Lost to India by 124 runs: Explained above. The loss came in such a manner for Pakistan that the side was completely written off. But how they scripted a comeback to reach to the finals is not less than a fairytale.

Beat South Africa by 19 runs (DLS method): Pakistan bowlers, led by Hasan Ali, restricted South Africa to a modest 219. In reply, debutant Fakhar Zaman got his side off to a flyer, scoring 23-ball 31. Babar Azam (31)*, Mohammad Hafeez (26) and Shoaib Malik (19)* then kept the side ahead in the rain-marred contest. When the play was called off, Pakistan were ahead by 19 runs and were adjudged the winners.

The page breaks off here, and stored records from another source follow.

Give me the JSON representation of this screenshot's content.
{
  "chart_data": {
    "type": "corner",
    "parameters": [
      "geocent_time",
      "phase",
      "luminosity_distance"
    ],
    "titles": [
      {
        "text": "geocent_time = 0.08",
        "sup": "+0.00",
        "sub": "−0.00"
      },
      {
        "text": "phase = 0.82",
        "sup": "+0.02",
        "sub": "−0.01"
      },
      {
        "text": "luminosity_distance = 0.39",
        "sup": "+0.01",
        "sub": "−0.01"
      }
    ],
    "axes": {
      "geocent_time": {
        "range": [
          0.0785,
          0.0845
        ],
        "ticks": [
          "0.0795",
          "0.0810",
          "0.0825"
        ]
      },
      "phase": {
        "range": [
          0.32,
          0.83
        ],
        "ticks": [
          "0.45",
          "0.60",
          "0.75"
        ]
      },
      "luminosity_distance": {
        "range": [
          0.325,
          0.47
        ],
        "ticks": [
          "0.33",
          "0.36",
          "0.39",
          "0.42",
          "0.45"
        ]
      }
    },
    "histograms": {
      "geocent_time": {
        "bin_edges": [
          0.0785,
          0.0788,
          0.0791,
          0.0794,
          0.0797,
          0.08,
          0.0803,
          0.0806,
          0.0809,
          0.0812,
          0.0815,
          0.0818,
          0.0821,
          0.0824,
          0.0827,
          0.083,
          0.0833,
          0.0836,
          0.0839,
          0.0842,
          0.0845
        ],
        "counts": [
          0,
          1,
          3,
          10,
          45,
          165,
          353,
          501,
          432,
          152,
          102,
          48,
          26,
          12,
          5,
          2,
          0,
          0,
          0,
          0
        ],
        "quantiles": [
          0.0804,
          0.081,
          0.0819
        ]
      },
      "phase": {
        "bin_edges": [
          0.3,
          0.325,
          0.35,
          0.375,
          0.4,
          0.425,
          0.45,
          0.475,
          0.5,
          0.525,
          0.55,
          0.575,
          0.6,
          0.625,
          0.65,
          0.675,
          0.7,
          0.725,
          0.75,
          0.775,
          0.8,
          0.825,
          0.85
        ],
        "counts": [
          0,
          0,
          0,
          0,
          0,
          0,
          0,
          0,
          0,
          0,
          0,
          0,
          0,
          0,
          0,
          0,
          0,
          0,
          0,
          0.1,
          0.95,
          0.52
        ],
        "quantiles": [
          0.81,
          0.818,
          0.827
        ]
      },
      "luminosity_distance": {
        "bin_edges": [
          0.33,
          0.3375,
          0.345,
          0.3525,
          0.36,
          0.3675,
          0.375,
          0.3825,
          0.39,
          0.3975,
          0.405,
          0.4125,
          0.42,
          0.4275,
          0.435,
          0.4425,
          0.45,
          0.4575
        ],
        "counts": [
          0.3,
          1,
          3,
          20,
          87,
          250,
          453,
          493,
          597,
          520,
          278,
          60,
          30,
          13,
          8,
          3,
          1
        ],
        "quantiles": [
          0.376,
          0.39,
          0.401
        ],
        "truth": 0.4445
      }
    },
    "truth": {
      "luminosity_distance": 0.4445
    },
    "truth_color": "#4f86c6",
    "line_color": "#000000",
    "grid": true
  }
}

Beat Sri Lanka by 3 wickets: Same story unfolded as Sri Lanka, after a decent start, let the game slip off their hands by managing just 236 runs on the board. Pakistan pacers Hasan and Junaid Khan picked up three wickets, while Mohammad Aamer took two wickets. In reply, Pakistan being Pakistan made heavy weather of the chase by losing wickets in heaps. Zaman scored a fifty at the top and Azhar Ali scored 34, but the middle-order flopped, leaving Sarfraz Ahmed (61)* with a huge task. The skipper found able ally in Aamer (28)*, as the two added 75 runs in unfinished eighth-wicket stand to guide the team home.

Beat England by 8 wickets in the semi-final: England were the favourites, but Pakistan sent them packing with a clinical performance. First their bowlers restricted a powerhouse batting unit to mere 211, courtesy Hasan (3 wickets), Junaid (2 wickets) and debutant Rumman Raees (2 wickets). Aamer missed this game but his absence was not felt. In reply, Zaman (57), Azhar (76), Babar (38)* and Hafeez (31)* took Pakistan home with 8 wickets and 13 overs to spare.